Under Deminski, however, the Court has expanded the definition of colorable constitutional claims to include situations where a student is not provided with a meaningful opportunity to learn due to the deliberate indifference of a state actor. The expansion of the concept of deliberate indifference to claims for violation of Article I, Section 15 and Article IX, Section 2 creates several areas of uncertainty.
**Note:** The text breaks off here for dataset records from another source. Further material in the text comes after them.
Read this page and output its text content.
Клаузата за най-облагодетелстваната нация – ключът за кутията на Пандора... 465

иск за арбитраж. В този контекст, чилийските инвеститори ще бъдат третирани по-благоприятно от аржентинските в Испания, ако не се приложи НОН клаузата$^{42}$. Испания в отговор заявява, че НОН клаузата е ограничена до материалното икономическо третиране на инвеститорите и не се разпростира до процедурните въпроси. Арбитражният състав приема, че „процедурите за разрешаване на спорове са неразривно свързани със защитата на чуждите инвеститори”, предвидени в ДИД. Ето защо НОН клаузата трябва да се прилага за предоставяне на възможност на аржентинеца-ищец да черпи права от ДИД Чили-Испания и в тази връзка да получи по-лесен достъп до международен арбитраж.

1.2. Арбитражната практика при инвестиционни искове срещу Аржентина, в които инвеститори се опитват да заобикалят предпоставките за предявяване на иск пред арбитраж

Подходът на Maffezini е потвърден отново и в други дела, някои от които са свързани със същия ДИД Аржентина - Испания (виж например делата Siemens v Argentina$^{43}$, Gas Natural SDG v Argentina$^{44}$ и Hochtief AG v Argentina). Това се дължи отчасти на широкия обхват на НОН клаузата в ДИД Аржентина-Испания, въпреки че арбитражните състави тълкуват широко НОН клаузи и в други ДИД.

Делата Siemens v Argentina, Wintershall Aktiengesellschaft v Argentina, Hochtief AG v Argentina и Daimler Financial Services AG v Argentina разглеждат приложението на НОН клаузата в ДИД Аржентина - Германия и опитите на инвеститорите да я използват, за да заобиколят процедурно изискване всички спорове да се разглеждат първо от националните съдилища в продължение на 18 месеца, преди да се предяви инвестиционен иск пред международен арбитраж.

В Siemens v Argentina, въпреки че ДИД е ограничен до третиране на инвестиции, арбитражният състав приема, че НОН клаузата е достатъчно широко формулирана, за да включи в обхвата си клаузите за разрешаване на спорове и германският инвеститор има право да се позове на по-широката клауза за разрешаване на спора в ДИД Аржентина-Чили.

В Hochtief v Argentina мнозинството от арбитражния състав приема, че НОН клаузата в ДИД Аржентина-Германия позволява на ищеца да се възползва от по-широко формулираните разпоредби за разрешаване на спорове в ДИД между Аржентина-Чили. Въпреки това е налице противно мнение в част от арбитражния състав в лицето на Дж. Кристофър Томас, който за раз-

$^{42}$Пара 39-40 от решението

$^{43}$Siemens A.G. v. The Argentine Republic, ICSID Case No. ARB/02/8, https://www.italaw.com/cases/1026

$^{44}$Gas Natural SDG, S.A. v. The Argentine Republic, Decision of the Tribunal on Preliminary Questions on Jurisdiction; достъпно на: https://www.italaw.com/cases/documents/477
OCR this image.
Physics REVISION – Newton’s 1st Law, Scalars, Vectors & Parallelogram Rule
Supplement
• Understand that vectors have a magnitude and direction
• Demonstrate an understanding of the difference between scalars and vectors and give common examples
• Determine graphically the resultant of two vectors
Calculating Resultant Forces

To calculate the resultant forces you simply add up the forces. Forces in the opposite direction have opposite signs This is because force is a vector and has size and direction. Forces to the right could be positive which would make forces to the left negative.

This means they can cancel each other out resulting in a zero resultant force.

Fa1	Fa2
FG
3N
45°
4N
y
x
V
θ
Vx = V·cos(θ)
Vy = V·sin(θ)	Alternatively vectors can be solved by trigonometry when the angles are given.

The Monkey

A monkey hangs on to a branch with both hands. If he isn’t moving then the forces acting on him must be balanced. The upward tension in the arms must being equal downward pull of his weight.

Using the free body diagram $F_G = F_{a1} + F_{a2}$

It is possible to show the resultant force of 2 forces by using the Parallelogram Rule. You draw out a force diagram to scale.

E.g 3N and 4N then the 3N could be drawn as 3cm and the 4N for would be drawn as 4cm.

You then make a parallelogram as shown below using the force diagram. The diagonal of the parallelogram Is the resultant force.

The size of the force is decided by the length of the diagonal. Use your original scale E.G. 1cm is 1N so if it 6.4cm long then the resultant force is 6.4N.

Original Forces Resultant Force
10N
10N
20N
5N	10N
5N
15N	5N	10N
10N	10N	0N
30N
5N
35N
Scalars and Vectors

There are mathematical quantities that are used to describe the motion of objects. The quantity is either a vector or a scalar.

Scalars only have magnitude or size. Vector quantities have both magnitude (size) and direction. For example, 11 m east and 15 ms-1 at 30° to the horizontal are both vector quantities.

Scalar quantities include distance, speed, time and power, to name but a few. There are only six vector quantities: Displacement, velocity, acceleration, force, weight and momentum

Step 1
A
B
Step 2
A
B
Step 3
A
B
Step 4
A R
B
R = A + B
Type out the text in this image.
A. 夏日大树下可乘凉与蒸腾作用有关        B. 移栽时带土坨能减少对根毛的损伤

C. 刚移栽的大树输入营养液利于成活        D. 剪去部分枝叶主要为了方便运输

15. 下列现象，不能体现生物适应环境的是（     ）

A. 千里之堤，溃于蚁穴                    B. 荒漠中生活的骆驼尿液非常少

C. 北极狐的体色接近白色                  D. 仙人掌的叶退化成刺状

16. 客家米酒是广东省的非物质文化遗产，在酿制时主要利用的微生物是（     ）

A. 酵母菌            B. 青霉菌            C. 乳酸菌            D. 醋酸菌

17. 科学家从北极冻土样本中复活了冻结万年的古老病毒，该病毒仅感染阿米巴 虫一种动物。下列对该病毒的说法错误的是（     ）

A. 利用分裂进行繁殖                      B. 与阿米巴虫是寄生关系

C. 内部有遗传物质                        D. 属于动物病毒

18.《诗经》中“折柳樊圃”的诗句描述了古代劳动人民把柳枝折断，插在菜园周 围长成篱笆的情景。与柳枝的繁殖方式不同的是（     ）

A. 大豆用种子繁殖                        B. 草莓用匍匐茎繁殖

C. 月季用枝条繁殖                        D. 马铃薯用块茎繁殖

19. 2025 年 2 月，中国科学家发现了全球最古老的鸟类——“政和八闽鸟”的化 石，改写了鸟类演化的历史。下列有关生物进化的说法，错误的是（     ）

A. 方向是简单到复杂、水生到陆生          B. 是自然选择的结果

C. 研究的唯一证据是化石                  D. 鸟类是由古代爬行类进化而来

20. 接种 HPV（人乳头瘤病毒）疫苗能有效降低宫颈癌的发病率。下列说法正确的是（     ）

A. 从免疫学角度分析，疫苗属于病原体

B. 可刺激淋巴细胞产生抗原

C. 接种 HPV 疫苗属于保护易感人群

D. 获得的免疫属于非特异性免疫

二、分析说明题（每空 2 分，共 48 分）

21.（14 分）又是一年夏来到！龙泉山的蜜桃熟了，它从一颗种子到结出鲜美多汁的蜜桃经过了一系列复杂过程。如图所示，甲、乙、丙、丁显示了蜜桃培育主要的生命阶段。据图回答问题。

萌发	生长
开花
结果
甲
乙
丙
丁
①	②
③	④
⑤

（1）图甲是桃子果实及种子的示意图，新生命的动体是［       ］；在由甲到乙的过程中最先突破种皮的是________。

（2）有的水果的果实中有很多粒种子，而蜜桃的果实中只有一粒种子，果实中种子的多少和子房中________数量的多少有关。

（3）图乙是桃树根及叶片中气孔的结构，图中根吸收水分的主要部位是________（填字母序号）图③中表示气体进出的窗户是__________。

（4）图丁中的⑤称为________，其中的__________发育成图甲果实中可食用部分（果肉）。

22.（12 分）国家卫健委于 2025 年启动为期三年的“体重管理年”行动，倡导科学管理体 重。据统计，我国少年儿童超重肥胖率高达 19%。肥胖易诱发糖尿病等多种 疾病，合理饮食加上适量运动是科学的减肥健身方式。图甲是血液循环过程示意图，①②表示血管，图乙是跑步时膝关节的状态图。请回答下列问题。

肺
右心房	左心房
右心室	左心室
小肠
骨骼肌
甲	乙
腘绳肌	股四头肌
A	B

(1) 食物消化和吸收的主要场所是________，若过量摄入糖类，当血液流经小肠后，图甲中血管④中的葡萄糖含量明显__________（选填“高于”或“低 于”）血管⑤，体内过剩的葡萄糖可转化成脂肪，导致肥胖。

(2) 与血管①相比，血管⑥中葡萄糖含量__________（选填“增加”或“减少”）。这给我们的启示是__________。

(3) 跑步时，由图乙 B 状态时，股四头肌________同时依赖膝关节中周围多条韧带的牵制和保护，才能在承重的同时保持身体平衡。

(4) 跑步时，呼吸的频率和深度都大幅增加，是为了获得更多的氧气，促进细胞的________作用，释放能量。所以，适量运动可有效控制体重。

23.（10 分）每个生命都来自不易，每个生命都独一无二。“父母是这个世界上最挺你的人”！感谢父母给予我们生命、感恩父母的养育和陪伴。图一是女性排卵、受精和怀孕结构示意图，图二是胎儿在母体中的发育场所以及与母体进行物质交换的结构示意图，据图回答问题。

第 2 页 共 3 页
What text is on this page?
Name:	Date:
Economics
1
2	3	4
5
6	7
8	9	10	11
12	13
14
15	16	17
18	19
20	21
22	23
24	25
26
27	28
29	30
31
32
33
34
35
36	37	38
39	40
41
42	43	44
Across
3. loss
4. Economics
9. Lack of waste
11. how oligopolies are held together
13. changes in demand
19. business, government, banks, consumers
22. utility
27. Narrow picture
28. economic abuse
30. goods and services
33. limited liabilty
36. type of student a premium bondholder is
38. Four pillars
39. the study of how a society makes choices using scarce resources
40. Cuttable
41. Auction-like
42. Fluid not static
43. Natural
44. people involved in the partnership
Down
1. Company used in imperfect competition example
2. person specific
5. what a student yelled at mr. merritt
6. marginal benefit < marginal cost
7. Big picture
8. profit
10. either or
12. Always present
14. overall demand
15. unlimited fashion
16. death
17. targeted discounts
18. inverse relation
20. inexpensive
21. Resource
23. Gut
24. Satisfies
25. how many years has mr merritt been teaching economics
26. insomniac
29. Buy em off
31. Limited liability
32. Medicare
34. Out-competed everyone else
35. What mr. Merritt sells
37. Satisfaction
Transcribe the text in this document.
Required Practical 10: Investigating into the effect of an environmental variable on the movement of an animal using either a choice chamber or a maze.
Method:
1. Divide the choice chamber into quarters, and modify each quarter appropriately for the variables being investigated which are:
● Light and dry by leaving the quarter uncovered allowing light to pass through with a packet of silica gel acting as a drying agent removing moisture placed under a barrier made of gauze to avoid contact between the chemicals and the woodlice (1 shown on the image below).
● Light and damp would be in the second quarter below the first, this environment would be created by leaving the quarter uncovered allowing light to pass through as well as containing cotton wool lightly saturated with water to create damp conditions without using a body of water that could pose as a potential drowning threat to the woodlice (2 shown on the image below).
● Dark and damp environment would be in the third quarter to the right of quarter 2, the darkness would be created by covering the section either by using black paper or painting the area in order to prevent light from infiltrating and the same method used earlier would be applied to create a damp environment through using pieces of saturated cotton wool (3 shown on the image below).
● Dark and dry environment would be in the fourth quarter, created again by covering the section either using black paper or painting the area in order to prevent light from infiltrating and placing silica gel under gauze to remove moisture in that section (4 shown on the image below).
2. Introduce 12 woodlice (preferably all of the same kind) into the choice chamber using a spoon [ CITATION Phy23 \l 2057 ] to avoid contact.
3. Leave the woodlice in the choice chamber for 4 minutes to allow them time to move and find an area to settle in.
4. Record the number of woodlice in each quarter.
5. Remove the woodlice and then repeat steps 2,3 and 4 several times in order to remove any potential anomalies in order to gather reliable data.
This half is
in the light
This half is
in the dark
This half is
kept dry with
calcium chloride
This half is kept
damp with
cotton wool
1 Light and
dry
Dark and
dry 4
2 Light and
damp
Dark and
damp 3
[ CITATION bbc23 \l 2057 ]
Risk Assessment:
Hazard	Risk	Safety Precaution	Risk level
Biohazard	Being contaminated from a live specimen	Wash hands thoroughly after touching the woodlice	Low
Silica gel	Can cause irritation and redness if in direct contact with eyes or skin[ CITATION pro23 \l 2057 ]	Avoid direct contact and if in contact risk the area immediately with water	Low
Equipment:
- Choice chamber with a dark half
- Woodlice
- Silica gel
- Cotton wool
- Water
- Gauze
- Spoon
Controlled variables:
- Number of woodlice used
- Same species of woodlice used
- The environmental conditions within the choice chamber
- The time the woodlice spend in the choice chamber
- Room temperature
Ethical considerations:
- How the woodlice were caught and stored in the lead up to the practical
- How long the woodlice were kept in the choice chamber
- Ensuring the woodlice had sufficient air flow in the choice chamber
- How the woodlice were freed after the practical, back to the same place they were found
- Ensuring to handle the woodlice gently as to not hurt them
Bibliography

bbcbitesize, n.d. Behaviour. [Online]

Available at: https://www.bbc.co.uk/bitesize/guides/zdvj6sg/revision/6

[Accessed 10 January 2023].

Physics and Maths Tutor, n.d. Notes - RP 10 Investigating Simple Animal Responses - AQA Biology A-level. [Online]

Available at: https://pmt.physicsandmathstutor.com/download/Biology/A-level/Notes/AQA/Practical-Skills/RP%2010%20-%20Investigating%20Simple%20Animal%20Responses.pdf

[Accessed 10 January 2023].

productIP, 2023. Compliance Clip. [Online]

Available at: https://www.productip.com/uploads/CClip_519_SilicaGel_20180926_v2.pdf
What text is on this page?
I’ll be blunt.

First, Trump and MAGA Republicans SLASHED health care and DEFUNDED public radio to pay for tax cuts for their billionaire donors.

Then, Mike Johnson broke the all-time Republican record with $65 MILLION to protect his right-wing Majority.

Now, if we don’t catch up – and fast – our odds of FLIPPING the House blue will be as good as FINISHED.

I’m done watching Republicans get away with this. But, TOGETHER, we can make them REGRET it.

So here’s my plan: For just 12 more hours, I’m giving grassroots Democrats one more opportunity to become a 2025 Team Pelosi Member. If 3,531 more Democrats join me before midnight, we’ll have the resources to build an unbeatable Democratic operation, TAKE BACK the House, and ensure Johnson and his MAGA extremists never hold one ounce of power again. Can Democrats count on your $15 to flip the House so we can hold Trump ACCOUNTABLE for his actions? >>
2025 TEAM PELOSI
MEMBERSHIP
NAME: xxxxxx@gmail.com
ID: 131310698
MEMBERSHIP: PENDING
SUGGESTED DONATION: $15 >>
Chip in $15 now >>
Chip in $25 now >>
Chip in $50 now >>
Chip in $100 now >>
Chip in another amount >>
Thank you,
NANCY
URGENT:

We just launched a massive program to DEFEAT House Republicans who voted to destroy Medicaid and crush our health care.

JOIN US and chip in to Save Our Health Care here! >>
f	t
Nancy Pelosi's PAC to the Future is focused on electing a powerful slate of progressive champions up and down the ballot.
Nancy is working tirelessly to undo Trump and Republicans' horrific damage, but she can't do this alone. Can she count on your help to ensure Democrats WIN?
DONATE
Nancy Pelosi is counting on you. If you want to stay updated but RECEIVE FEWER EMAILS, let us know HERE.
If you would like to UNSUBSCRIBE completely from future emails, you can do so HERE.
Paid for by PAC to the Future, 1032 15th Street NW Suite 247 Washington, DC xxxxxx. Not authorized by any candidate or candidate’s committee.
One notable question left unanswered in the Deminski opinion, which analyzed a claim of deliberate indifference only against a county school board, is how to apply such claims against individual educators or school administrators. In fact, it now appears likely that individuals acting in their official capacity could be subject to § 1983 claims based upon a theory of deliberate indifference. Other questions that the Court did not address are the objective and/or subjective elements of a deliberate indifference claim under these circumstances, nor did it address whether the claims would be treated similarly to those asserted under Title IX. An additional consideration is that it now appears likely that the State Board of Education could be subject to deliberate indifference claims as well, since the Supreme Court in Leandro held that the State has the ultimate responsibility to provide students with access to a sound basic education. This specific issue was not addressed in Deminski because the trial court’s complete grant of the State Board of Education’s motion to dismiss meant the issue was not considered on appeal. Ultimately, the Deminski opinion presents issues of first impression that will likely result in additional appeals throughout the course of the litigation.